The armed struggle involved training Umkhonto we Sizwe (the Spear of the Nation - the ANC army) in neighbouring countries. Mandela was appointed its first chief. On June 26, 1961, he even sent a letter to the press explaining why he had gone underground (p.46). He invited them to join him in the struggle that lay ahead.

Going underground meant staying out of sight during the day, emerging at night and changing places frequently. The ANC had bought Liliesleaf Farm in Rovinia as a hideout. It was from there that the six-page document titled 'Operation Mayibuye' was captured on a tip off from a government infiltrator into the ANC army. It was a plan for guerrilla warfare and mass armed uprising against the government if sabotage did not work.

The discovery of 'Operation Mayibuye' landed the ANC leadership in prison and led the apartheid regime to launch massive strikes against neighbouring countries. The period 1964 to 1988 at Robben Island is discussed at length in the book. From then onwards, things began to change dramatically when Mandela was moved to Pollsmoor prison.

It was Mandela who repeatedly called for negotiations with the government about which some of his comrades expressed reservations. They feared that this would be interpreted as a sign of weakness but Mandela says that he knew where to draw the line. Events seemed to have vindicated his stance.

A year after his release, the ANC started 'talks about talks' with the government to arrive at a settlement. During this time, a number of ANC supporters were gunned down. While the talks started in March 1991, it was not until December 1991 that serious talks about the future of the country were initiated.

Mandela has much praise for F W de Klerk, the man who took the decision to release him and to agree to dismantle apartheid. After months of intense negotiations, a deal about a government of national unity was announced in February 1993. By November, an agreement was also reached about an interim constitution.

When elections were held on April 27, 1994, the ANC emerged with 62.6 percent of the vote gaining 252 seats in a 400-member parliament. It also captured seven of the nine provinces, the other two going to the Inkatha Freedom Party and the Nationalist Party respectively. Mandela was sworn in as president on May 10, 1994.

It is a moving account of one of the great strugglers for justice and freedom this century. There are, however, major gaps in the book. For instance, Mandela does not tell us what led to the breakdown of his marriage with Winnie whom he has described in such glowing terms in the book. Also, he omits any mention of the stranglehold the white minority still has on the economy.

Since Mandela's election as president, the ANC has lost considerable support in the country because the government has not been able to deliver on many promises. There is disillusionment among the black youths at the lack of tangible progress.

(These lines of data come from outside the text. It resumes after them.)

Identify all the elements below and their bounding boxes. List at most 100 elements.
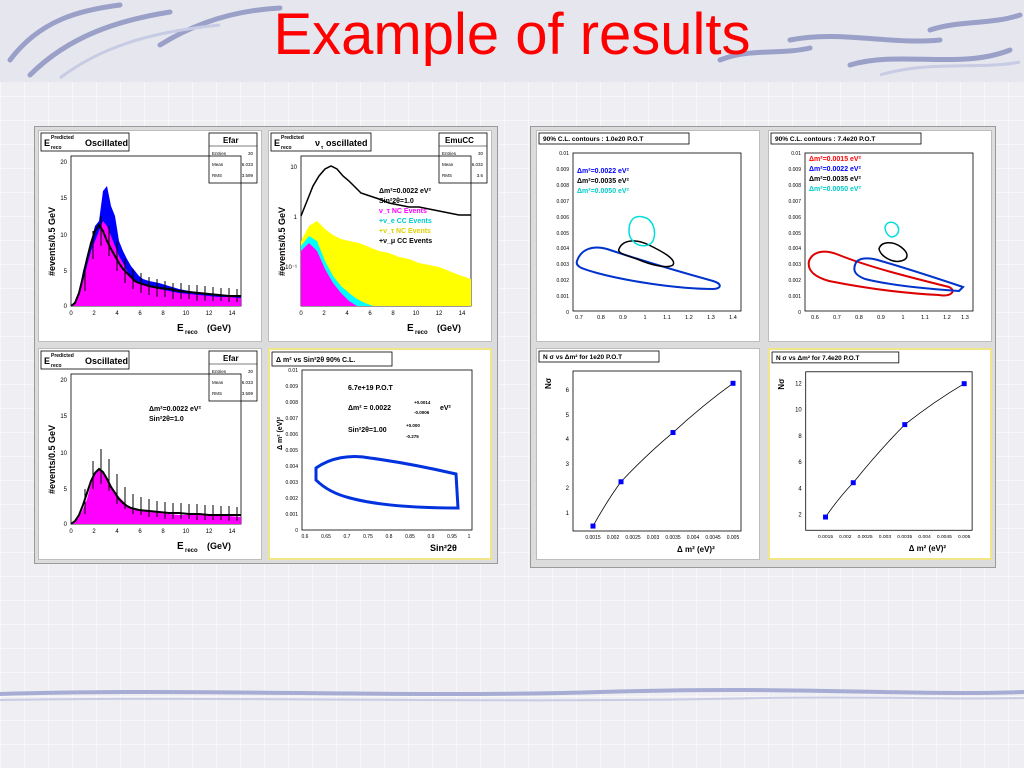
y-tick-label: 8 (798, 434, 802, 440)
y-tick-label: 0.001 (788, 294, 801, 300)
y-tick-label: 0.002 (556, 278, 569, 284)
x-tick-label: 0.0025 (625, 535, 641, 541)
stats-key: RMS (442, 173, 452, 178)
stats-value: 6.033 (242, 380, 254, 385)
y-tick-label: 0.009 (285, 384, 298, 390)
y-axis-label: #events/0.5 GeV (47, 207, 57, 276)
x-tick-label: 14 (229, 529, 236, 535)
y-tick-label: 0.009 (788, 167, 801, 173)
stats-key: Entries (212, 151, 227, 156)
y-tick-label: 1 (566, 511, 570, 517)
plot-title-sup: Predicted (51, 135, 74, 141)
contour-dm0050 (628, 215, 656, 247)
x-tick-label: 0.7 (575, 315, 583, 321)
plot-frame (572, 370, 742, 532)
annotation-dm2-unit: eV² (440, 405, 452, 412)
x-tick-label: 2 (92, 529, 96, 535)
contour-dm0035 (878, 242, 908, 263)
x-tick-label: 0.8 (855, 315, 863, 321)
stats-key: RMS (212, 391, 222, 396)
y-tick-label: 0.003 (285, 480, 298, 486)
stats-value: 6.032 (472, 162, 484, 167)
stats-key: Mean (442, 162, 454, 167)
y-tick-label: 0 (64, 522, 68, 528)
stats-value: 6.033 (242, 162, 254, 167)
y-tick-label: 20 (60, 378, 67, 384)
x-tick-label: 0.002 (839, 534, 852, 540)
annotation-sin2: Sin²2θ=1.0 (149, 416, 184, 423)
annotation-sin2-up: +0.000 (406, 423, 420, 428)
y-tick-label: 2 (566, 486, 570, 492)
x-tick-label: 1.1 (921, 315, 929, 321)
x-tick-label: 6 (138, 529, 142, 535)
x-axis-label-sub: reco (185, 548, 198, 554)
x-tick-label: 10 (183, 311, 190, 317)
plot-title-sub: reco (281, 145, 292, 151)
y-axis-label: Δ m² (eV)² (277, 416, 284, 450)
legend-entry: Δm²=0.0022 eV² (379, 188, 432, 195)
plot-title-e: E (44, 138, 50, 148)
annotation-dm2: Δm² = 0.0022 (348, 405, 391, 412)
y-tick-label: 0.003 (788, 262, 801, 268)
y-tick-label: 0 (295, 528, 298, 534)
y-tick-label: 10 (60, 233, 67, 239)
legend-entry: Δm²=0.0035 eV² (809, 176, 862, 183)
y-tick-label: 0.01 (559, 151, 569, 157)
x-tick-label: 0.9 (428, 534, 435, 540)
x-axis-label: Sin²2θ (430, 543, 457, 553)
x-tick-label: 1.2 (685, 315, 693, 321)
x-tick-label: 1 (643, 315, 646, 321)
y-tick-label: 10⁻¹ (285, 265, 297, 271)
stats-title: Efar (223, 136, 239, 145)
y-tick-label: 6 (566, 388, 570, 394)
plot-title-sup: Predicted (51, 353, 74, 359)
plot-dm2-vs-sin2-contour: Δ m² vs Sin²2θ 90% C.L. 0 0.001 0.002 0.… (268, 348, 492, 560)
y-tick-label: 0.004 (788, 246, 801, 252)
x-tick-label: 2 (92, 311, 96, 317)
x-axis-unit: (GeV) (207, 541, 231, 551)
y-tick-label: 0.006 (788, 215, 801, 221)
stats-value: 30 (248, 369, 254, 374)
plot-contours-7p4e20: 90% C.L. contours : 7.4e20 P.O.T 0 0.001… (768, 130, 992, 342)
x-axis-label-sub: reco (415, 330, 428, 336)
x-tick-label: 1.3 (961, 315, 969, 321)
annotation-pot: 6.7e+19 P.O.T (348, 385, 394, 392)
x-tick-label: 0.85 (405, 534, 415, 540)
stats-value: 30 (478, 151, 484, 156)
contour-dm0015 (807, 250, 954, 297)
x-tick-label: 1.4 (729, 315, 737, 321)
x-tick-label: 12 (206, 311, 213, 317)
y-tick-label: 0 (798, 310, 801, 316)
x-tick-label: 0.0035 (897, 534, 912, 540)
x-tick-label: 0 (299, 311, 303, 317)
plot-title: 90% C.L. contours : 7.4e20 P.O.T (775, 136, 875, 143)
y-tick-label: 10 (60, 451, 67, 457)
y-tick-label: 0.008 (788, 183, 801, 189)
contour-90cl (314, 454, 460, 510)
y-axis-label: Nσ (544, 377, 553, 389)
plot-title: N σ vs Δm² for 7.4e20 P.O.T (776, 355, 860, 362)
y-tick-label: 20 (60, 160, 67, 166)
plot-nsigma-7p4e20: N σ vs Δm² for 7.4e20 P.O.T Nσ Δ m² (eV)… (768, 348, 992, 560)
x-tick-label: 0.003 (647, 535, 660, 541)
stats-value: 3.6 (477, 173, 484, 178)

Without economic freedom, one could ask whether Mandela is truly free, as the book's title suggests. This is not to belittle the immense sacrifices, his own and those of his family, that were made. But post-apartheid South Africa is beginning to look much like the one it replaced, with a few non-white faces in the forefront.

Did Mandela really walk to freedom or is it another of those false dawns that have occurred in so many 'third world' countries over the last 50 years? And what does the future hold once Mandela retires from active politics in 1999 when he would be 80? This book does not address these issues.

Notwithstanding this, it is an exciting account of the life-struggle of an exceptionally decent and courageous individual who made immense sacrifices for his people. He is truly a people's man, one moreover with a very large and forgiving heart. He has refused to put his tormentors on trial, placing the country's interests above his personal hurt.

One may disagree with his approach but one could hardly question his decency or self-sacrifice.